The X-factor for me in this game is either starting point guard James Robinson (whose defense will be needed to slow down Michigan’s backcourt) or reserve J.J. Moore. Since he comes off the bench, I’ll go with the latter. Moore could start for many teams, but (for now, anyway) is behind Lamar Patterson who had a bit of a breakout season last year. Patterson has struggled so far this year, though, and Moore has more than picked up the slack. He’s the third leading scorer and rebounder on the team averaging just over 13 a game and his shot selection has drastically improved.
Even though Moore has outplayed Patterson to this point in the season, I actually like him coming off the bench because he’s able to provide an offensive spark when needed. He’s probably the most athletic kid on the team and is really playing well this year. Without his big game against Oakland (16 points, 10 rebounds – both team highs), Pitt surely wouldn’t have won. If the Panthers can’t slow Michigan much offensively, Moore will be needed to help the team try to keep pace with them.
How do you see Wednesday’s game playing out? What match-up or statistic is most critical?

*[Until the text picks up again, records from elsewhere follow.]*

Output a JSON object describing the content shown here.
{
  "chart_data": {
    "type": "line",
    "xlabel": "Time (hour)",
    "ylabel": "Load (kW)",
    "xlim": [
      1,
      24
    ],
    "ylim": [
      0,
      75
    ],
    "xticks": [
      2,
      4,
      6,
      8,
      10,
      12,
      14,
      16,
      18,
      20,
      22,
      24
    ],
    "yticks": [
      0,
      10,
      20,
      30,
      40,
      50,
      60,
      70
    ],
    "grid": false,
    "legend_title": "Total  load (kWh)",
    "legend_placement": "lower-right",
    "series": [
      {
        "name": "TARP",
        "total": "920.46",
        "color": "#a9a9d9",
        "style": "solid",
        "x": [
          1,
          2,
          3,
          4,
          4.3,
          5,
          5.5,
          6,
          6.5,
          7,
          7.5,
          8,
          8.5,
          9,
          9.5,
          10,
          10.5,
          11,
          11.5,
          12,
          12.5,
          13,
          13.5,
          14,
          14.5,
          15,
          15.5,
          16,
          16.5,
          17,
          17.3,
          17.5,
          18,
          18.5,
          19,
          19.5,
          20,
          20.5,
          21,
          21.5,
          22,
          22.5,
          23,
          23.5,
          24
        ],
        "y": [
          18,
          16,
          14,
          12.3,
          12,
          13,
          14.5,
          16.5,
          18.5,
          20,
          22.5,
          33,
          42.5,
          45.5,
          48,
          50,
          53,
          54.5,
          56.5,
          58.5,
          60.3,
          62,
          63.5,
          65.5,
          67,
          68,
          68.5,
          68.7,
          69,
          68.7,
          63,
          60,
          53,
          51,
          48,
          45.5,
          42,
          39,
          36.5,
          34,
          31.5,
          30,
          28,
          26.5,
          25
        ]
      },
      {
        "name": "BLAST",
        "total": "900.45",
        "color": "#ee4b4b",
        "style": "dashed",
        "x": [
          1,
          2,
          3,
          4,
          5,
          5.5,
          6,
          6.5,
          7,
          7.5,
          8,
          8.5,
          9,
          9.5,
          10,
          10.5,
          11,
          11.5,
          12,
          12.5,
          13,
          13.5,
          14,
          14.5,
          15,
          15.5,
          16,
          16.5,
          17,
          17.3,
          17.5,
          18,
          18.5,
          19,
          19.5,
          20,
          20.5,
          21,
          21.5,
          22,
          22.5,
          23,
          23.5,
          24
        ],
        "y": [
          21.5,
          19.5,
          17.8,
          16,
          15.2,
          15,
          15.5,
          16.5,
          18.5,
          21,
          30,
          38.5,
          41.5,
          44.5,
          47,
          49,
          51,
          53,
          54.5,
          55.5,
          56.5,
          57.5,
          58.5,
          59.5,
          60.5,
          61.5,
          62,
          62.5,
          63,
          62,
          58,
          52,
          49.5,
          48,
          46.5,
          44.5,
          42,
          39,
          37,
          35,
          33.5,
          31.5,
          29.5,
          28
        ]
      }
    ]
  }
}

Even though Michigan’s 89 points a game have come against some pretty weak teams, I don’t think that number is an aberration. The Wolverines look legit to me and while Pitt’s offense is pretty good, it’s not as explosive as Michigan’s. Both teams have shot very well this year and rank in the top 20 in shooting percentage, so this one’s coming down to defense. Whichever team can get out and defend while forcing their opponent into bad shots should win here. That holds true for most games, but with two teams shooting so well, I think it’s particularly the case here.

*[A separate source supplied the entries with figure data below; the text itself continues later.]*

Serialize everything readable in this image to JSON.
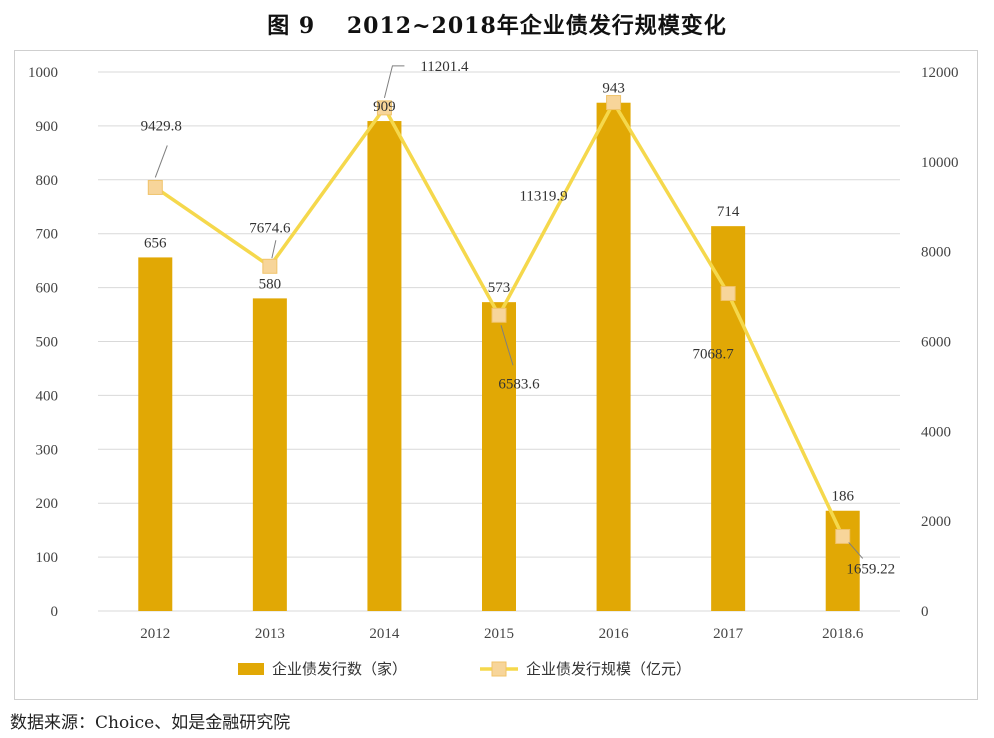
{
  "title": "图 9　 2012~2018年企业债发行规模变化",
  "source": "数据来源：Choice、如是金融研究院",
  "colors": {
    "bar": "#E1A805",
    "line": "#F5D84C",
    "marker": "#F7D59A",
    "grid": "#d9d9d9",
    "leader": "#7f7f7f"
  },
  "chart_data": {
    "type": "bar",
    "categories": [
      "2012",
      "2013",
      "2014",
      "2015",
      "2016",
      "2017",
      "2018.6"
    ],
    "series": [
      {
        "name": "企业债发行数（家）",
        "type": "bar",
        "axis": "left",
        "values": [
          656,
          580,
          909,
          573,
          943,
          714,
          186
        ],
        "labels": [
          "656",
          "580",
          "909",
          "573",
          "943",
          "714",
          "186"
        ]
      },
      {
        "name": "企业债发行规模（亿元）",
        "type": "line",
        "axis": "right",
        "values": [
          9429.8,
          7674.6,
          11201.4,
          6583.6,
          11319.9,
          7068.7,
          1659.22
        ],
        "labels": [
          "9429.8",
          "7674.6",
          "11201.4",
          "6583.6",
          "11319.9",
          "7068.7",
          "1659.22"
        ]
      }
    ],
    "y_left": {
      "min": 0,
      "max": 1000,
      "ticks": [
        "0",
        "100",
        "200",
        "300",
        "400",
        "500",
        "600",
        "700",
        "800",
        "900",
        "1000"
      ]
    },
    "y_right": {
      "min": 0,
      "max": 12000,
      "ticks": [
        "0",
        "2000",
        "4000",
        "6000",
        "8000",
        "10000",
        "12000"
      ]
    },
    "grid": true,
    "legend": "bottom"
  }
}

The other factor is that the game is in Madison Square Garden, and that’s kind of like a home away from home for Pitt. They have a good fan base in the area doing a good bit of recruiting in NY/NJ in recent years, and fans from here often make the trips up. Pitt beat Duke there a few years ago, knocked off Maryland and Texas in successive games there two years ago, and plays the Big East Tournament there. Because of that and the defensive factor, I actually like Pitt’s chances. I don’t know that they’ll win, but at the very least, I expect it to be a fairly close game.